Several pieces in the exhibition highlight the Chicano Movement that began in the 1960s when the term Chicano, once a derogatory name for the offspring of Mexican migrants, was adopted as a badge of ethnic pride and focus for social action against injustices on multiple fronts. A graphite sketch by Carlos Almaraz titled UFW (United Farm Workers) Study shows a group of nonviolent Chicano protesters being attacked by Teamsters and farmers who opposed their demands for collective bargaining and humane working conditions in the fields.

Wearing blue jeans and a jean jacket, charismatic UFW leader Cesar Chavez is depicted standing next to Rev. Martin Luther King Jr. in Eloy Torrez’s oil painting titled Unidos. Chavez courageously led the UFW which persisted during its 1965-70 grape boycott that resulted in the first collective bargaining agreements for farm workers. King and Chavez, who shared nonviolent protest tactics against police brutality, have traded buttons in the painting, with King’s button stating “unidos” while Chavez’s says “united.” The two historic figures gaze directly at the viewer, with King’s hand extended for a hand shake, uniting common struggles across racial and ethnic divides.   

Graffiti artist Man One directly tackles the politics and harsh realities of the border wall in ALIENATION, a spray-paint and acrylic painting showing a giant supernatural figure leaning on a border wall that extends into the sea. The creature is adorned both with a devil’s horns and spiked tail and an angel’s wings and halo, and it has plucked up or cast aside small white figures with bulbous alien heads and snake tails, erasing the humanity of migrants and literally depicting them as “aliens” whose lives depend on arbitrary judgments beyond their control. The work exposes how the political debate over the border wall has cast all immigrants together in a faceless mass, stoking ill will against innocent people.

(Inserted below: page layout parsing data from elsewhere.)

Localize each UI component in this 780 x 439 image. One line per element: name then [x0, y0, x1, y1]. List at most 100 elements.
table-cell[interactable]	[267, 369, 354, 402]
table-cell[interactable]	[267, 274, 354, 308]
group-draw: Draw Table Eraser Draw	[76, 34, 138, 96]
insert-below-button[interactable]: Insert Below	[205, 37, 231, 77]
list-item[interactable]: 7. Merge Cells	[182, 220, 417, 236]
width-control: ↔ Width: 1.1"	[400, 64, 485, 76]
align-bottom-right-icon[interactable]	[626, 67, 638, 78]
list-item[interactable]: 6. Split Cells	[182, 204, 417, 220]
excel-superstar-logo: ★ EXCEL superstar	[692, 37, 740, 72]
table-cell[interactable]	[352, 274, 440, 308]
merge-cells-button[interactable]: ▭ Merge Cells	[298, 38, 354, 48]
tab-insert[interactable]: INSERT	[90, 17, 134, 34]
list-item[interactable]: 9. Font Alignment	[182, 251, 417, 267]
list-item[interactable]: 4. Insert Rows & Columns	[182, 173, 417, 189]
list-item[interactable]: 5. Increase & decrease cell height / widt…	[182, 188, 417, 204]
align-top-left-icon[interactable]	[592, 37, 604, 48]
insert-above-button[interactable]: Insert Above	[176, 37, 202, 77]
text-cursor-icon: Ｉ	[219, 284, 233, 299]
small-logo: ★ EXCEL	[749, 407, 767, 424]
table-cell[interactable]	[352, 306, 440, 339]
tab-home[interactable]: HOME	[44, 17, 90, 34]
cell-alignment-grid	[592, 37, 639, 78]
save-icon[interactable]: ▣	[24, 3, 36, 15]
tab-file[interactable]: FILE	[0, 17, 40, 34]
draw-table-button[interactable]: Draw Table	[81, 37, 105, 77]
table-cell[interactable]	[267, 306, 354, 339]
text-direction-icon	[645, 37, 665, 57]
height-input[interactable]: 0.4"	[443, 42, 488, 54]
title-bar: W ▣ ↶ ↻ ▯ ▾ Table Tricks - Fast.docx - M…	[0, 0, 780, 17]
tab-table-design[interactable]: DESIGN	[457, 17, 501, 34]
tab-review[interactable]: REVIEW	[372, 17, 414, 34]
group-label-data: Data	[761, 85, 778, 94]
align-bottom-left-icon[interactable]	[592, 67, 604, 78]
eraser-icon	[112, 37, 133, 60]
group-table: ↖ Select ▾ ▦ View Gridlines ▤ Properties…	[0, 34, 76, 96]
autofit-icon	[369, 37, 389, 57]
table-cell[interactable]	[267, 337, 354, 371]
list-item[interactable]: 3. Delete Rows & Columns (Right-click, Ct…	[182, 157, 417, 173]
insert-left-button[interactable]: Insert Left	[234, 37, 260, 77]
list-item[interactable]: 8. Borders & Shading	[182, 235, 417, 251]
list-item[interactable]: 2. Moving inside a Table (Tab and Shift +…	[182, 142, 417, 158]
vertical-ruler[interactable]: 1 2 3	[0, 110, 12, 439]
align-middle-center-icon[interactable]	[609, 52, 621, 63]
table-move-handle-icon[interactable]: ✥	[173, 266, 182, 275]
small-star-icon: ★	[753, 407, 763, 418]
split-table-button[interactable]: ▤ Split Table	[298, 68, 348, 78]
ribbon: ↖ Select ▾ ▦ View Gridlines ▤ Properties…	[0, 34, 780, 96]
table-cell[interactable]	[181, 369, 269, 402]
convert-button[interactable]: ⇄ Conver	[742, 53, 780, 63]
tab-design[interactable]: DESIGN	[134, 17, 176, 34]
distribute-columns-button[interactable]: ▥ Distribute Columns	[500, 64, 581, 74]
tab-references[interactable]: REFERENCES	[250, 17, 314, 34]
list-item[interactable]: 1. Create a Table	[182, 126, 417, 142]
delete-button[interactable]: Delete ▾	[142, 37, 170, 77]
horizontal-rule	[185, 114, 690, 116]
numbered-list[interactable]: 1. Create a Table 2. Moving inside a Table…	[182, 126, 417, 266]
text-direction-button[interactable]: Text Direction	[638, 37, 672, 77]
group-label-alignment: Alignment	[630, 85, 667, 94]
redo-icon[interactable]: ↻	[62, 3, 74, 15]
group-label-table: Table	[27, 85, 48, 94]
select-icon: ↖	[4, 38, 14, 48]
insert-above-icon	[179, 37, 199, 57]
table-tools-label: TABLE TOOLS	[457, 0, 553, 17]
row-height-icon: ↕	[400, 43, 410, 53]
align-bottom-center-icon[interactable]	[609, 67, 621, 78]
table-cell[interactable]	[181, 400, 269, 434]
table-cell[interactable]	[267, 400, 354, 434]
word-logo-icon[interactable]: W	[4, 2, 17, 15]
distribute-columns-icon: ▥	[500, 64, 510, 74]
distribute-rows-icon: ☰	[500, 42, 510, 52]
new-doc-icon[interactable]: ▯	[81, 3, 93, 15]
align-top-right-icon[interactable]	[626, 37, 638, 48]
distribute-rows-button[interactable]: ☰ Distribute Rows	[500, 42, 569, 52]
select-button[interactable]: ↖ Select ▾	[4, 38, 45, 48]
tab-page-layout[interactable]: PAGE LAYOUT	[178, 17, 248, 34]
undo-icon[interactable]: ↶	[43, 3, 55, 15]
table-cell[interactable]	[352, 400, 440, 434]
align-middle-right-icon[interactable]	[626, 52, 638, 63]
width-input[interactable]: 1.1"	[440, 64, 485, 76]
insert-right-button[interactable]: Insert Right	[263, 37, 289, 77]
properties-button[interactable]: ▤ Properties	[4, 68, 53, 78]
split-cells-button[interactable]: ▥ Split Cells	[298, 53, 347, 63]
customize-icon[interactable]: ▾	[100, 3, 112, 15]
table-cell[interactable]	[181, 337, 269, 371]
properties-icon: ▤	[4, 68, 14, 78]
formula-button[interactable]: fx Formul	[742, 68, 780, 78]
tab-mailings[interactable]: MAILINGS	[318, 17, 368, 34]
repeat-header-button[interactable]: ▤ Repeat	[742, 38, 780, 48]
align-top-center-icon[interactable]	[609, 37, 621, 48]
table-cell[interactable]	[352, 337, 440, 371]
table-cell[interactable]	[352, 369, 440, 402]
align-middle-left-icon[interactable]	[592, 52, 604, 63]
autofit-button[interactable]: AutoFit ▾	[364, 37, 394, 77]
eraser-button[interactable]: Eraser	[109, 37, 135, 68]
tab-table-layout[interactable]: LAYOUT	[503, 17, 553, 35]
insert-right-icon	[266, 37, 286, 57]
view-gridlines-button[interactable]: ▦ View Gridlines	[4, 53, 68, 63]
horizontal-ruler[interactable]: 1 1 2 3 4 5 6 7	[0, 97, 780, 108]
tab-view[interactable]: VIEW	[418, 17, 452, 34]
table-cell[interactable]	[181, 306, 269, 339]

All of the artwork was loaned from the impressive collection of AltaMed Health Services, a health-care system in southern California that was founded in 1969 as the East Los Angeles Barrio Free Clinic. The walls of most medical centers are lined with boring abstract art that isn’t designed to inspire or offend anyone. It’s refreshing that AltaMed took a different tack in displaying work that celebrates its Chicano roots in the community.

The safety sign posted on southern California highways depicting a fleeing immigrant family was meant to reduce pedestrian traffic deaths, but it is effectively reworked in the exhibition’s only mixed-media installation by Viviana (Viva) Paredes. Titled Bendicion Para Un Mojado (A Blessing for a Wetback), that iconic image has been etched into five blown glass cylinders filled with medicinal herbs that are mounted in a Tibetan prayer wheel frame of rough timber.

The title reminded me of my stint as a newspaper reporter in Santa Fe more than a decade ago where I interviewed undocumented immigrants about their struggles. Some of them said they were called mojados and faced racism from other local Hispanics whose families had lived in New Mexico for centuries. The locals traced their roots to Spain, not Mexico, and they tragically didn’t recognize their shared culture across borders. But Paredes’ work ultimately instills a feeling of hope, hope for safe passage, hope for mutual respect, and hope that love might someday trump fear and hate.   


Brendan L. Smith is a freelance journalist and mixed-media artist in Washington, D.C.

Before the 45th: Action/Reaction in Chicano and Latino Art will be on view through Dec. 29 at the Mexican Cultural Institute at 2829 16th Street NW in Washington, D.C.